1. Introduction
Working memory (WM) is the ability to efficiently maintain and manipulate temporarily available information, and provides a crucial functional backbone for complex behaviours, such as memory, learning, and problem solving (Baddeley, 2012; Diamond, 2013; D’Esposito and Postle, 2015). Motivated by the centrality of WM throughout human cognition, as well as the remarkable vulnerability of WM to ageing, most theories or hypotheses on cognitive ageing have implicated WM as one fundamental cause of more general age-related declines in cognitive performance (Park et al., 2002; Reuter-Lorenz and Sylvester, 2005; Craik and Salthouse, 2011; Anderson and Craik, 2017). Therefore, illustrating the neural mechanism of WM ageing would help untangle the cognitive ageing process and develop strategies to protect and promote cognition in old age.
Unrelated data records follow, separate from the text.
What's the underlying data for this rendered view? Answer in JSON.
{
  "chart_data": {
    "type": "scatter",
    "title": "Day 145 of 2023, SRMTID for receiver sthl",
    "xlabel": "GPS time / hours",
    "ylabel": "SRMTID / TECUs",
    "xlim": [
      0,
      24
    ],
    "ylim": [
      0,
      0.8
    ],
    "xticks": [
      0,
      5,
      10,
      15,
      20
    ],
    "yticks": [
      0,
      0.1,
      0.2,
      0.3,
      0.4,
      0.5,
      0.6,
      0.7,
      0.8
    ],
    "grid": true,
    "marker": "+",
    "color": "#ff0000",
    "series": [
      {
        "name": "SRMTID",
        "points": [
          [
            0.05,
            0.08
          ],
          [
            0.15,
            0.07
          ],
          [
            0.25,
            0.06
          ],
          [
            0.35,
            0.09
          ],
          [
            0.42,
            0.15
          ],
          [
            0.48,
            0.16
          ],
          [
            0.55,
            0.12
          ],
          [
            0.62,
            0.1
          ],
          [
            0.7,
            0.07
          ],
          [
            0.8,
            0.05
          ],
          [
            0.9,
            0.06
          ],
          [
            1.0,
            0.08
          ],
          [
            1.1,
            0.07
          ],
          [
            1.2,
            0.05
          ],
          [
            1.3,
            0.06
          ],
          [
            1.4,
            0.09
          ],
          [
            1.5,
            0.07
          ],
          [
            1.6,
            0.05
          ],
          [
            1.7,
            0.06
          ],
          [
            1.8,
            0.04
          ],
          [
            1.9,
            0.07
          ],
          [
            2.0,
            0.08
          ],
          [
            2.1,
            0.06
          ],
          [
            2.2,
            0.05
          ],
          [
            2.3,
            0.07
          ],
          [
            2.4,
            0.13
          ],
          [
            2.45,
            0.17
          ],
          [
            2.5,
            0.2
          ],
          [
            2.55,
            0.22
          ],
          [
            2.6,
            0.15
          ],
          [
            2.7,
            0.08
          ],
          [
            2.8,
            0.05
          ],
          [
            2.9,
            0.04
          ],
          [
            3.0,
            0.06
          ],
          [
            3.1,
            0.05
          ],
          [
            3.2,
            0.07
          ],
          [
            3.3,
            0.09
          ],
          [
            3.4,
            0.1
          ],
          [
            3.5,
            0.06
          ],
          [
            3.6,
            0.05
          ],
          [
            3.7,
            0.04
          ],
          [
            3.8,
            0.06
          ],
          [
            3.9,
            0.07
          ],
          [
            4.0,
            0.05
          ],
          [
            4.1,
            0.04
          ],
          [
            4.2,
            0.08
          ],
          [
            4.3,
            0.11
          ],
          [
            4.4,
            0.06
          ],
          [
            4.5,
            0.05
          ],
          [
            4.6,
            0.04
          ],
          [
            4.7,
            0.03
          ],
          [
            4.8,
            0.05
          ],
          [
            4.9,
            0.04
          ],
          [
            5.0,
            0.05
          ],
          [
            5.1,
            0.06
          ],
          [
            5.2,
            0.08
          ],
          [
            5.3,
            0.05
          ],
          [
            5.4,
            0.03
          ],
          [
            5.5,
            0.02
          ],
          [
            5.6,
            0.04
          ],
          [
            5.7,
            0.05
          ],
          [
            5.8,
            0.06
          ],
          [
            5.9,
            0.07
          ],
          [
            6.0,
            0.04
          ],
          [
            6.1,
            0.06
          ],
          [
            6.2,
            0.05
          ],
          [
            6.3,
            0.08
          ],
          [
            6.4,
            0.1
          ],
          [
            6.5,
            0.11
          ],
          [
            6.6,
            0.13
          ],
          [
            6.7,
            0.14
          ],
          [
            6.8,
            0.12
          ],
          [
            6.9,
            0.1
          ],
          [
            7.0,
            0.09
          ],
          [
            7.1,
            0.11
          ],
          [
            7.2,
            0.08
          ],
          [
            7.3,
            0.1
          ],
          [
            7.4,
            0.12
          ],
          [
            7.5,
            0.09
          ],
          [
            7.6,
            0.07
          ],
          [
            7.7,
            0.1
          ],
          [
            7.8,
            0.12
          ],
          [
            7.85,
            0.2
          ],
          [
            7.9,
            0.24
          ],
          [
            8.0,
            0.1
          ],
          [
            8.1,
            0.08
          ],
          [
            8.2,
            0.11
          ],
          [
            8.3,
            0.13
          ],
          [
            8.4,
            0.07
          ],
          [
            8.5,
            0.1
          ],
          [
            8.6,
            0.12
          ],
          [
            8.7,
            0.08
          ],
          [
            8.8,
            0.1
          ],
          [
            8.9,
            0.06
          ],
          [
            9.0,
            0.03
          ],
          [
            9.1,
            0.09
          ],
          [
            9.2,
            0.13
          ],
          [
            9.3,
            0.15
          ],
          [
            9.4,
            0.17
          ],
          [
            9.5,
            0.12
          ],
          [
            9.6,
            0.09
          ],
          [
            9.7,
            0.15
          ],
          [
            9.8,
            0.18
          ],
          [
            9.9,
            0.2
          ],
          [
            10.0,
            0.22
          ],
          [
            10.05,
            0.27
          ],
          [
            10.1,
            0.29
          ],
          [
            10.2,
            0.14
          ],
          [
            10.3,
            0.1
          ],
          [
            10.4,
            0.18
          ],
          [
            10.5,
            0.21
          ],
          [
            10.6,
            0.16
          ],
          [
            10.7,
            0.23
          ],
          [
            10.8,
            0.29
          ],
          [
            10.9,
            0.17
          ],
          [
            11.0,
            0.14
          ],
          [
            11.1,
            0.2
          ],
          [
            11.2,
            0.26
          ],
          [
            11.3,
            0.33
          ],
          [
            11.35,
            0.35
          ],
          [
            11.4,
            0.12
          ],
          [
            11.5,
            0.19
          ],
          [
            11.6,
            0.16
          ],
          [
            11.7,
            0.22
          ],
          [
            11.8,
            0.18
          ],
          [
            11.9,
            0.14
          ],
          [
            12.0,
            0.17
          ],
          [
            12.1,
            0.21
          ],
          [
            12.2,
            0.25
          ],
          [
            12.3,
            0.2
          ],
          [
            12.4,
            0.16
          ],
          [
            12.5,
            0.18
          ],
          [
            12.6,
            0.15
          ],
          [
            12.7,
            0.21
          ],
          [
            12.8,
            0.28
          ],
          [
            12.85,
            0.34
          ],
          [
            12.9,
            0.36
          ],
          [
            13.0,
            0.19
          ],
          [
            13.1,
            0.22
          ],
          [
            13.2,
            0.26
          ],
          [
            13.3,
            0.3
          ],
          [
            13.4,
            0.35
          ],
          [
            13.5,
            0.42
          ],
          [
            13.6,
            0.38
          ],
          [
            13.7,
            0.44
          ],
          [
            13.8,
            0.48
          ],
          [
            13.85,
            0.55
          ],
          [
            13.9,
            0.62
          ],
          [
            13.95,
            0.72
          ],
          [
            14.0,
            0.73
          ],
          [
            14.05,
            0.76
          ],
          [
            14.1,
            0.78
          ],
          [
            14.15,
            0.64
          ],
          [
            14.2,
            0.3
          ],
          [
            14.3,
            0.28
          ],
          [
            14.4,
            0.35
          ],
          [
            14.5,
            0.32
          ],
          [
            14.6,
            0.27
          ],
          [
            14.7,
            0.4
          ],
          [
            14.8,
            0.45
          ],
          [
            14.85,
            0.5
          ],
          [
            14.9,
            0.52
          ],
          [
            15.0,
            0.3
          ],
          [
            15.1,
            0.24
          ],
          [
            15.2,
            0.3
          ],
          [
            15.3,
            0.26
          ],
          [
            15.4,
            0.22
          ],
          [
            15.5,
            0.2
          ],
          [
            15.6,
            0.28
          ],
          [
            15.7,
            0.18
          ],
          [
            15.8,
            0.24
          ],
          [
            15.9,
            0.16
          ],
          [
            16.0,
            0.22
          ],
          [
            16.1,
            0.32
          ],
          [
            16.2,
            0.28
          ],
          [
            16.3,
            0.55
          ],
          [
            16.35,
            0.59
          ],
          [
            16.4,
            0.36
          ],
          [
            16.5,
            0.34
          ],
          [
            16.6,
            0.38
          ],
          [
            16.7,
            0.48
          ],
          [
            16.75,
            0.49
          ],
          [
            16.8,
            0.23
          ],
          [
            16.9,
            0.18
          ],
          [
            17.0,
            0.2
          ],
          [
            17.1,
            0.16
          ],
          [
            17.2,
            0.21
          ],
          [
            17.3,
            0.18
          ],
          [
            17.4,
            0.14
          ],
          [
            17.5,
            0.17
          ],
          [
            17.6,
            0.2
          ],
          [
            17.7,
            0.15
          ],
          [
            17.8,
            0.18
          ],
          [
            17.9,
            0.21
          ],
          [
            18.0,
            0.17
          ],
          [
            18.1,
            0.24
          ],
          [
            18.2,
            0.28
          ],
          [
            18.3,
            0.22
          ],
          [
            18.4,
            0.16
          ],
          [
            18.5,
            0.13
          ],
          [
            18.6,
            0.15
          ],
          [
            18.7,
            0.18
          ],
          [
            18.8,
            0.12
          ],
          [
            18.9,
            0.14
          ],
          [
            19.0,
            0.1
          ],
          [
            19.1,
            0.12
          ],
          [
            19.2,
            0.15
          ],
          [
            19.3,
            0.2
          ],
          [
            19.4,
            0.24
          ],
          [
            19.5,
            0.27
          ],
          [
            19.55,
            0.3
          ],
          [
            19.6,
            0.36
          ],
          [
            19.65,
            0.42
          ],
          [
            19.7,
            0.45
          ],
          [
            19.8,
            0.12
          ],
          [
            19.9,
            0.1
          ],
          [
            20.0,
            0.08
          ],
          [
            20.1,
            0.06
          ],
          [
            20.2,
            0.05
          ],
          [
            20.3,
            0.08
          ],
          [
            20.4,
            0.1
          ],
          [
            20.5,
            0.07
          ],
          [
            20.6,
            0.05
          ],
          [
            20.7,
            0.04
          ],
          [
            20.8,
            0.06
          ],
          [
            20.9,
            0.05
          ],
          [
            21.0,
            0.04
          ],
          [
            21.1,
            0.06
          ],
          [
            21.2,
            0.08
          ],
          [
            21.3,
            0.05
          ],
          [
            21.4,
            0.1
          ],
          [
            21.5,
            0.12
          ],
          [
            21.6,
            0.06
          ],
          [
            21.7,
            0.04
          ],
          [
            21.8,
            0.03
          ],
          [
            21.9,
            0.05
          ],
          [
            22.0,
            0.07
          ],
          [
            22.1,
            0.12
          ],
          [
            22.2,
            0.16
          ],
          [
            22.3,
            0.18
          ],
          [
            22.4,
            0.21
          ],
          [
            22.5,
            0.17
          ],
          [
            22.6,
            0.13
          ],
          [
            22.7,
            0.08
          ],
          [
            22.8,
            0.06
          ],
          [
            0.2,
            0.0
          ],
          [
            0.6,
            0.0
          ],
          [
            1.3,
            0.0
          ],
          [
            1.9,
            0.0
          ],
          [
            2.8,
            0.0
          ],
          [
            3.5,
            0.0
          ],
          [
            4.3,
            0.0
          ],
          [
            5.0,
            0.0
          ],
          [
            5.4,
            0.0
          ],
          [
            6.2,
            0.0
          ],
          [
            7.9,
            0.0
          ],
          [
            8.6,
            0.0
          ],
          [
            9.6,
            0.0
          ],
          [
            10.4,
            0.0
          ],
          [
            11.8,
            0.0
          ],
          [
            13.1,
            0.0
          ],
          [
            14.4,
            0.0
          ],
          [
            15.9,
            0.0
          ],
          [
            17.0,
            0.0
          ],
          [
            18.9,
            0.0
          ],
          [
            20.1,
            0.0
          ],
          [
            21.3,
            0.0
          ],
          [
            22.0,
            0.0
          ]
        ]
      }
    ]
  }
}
Over the past decades, studies using positron emission tomography (PET) and functional magnetic resonance imaging (fMRI) have shown that WM relies heavily on the prefrontal cortex (especially its dorsolateral part) and regions of the parietal lobes (e.g., superior parietal lobule and inferior parietal lobule) (Curtis and D’Esposito, 2003; Wager and Smith, 2003; Bledowski et al., 2009; Rottschy et al., 2012), and numerous studies have examined their alterations in ageing, linking extended patterns of neural activity and functional connectivity changes to WM impairment in old age (Spreng et al., 2010; Grady, 2012). When compared to their younger counterparts, older individuals have shown both decreased and increased WM-related activity (Rypma and D’Esposito, 2000; Grady et al., 2008; Carp et al., 2010; Piefke et al., 2012; Toepper et al., 2014), and the interpretation of these age-related changes has been a long-standing issue in the field. While decreased activity is usually considered to be a reflection of neurocognitive decline, those increases (i.e., hyperactivity or over-recruitment) have been viewed as signs of either compensation or dedifferentiation (Cabeza, 2002; Reuter-Lorenz, 2002; Reuter-Lorenz and Cappell, 2008), based on the correlations between brain activities and task performance. In addition, recent evidence from functional connectivity investigations on WM ageing, including those using task or resting-state fMRI, has revealed diverse results in older individuals as well, ranging from weakened long-range functional correlations (mainly between frontal and posterior regions) (Podell et al., 2012; Heinzel et al., 2017; Tsvetanov et al., 2018), to increased functional covariations between adjacent cortical regions during tasks (Cook et al., 2007; Sambataro et al., 2012).
Taken together, these findings highlight the important roles for both neural activity and functional connectivity in the WM ageing process, consistent with the idea that the two functional measurements provide complementary information on the brain physiology underlying cognition (Friston, 2011; Turk-Browne, 2013; Misic and Sporns, 2016). However, to the best of our knowledge, limited studies have applied the two methods in concert to better understand cognitive functions or their ageing (Murphy et al., 2016; Tsvetanov et al., 2018). This lack of integration might be partly because most connectivity studies have been conducted based on resting-state fMRI data, which lacks cognitive measurements during data acquisition, and for methods to examine connectivity in task fMRI data, such as psychophysiological interactions (PPI) (Friston et al., 1997) and dynamic causal models (DCM) (Friston et al., 2003), task-evoked activations have been incorporated into the modelling of time series (Friston, 2011), thus without clear distinctions between brain activity and connectivity. Hence, we proposed that the distinction and joint evaluation of brain activity and connectivity would improve the understanding of how the brain was functionally shaped for higher cognitive function and how cognitive ageing occurred in the brain.
We therefore applied a recently introduced approach, background connectivity, to process task-induced blood oxygen level-dependent (BOLD) signals. The background connectivity could be thought of as an extension of resting connectivity, where one does not need to assume a stable default state, and the logic of background connectivity emphasizes that the BOLD signals during performing cognitive tasks carry two components of task-related information, one is the task stimuli reaction (task-evoked activity) and the other one is the current cognitive status maintenance (state-related activity) (Al-Aidroos et al., 2012; Norman-Haignere et al., 2012; Turk-Browne, 2013; Duncan et al., 2014); therefore, the connectivity among regions could be assessed independently by regressing out the task-evoked activity. In the present cross-sectional research, we aimed to characterize those two functional components with a classical visual N-back WM task and to then examine their contributions to age-related changes in WM.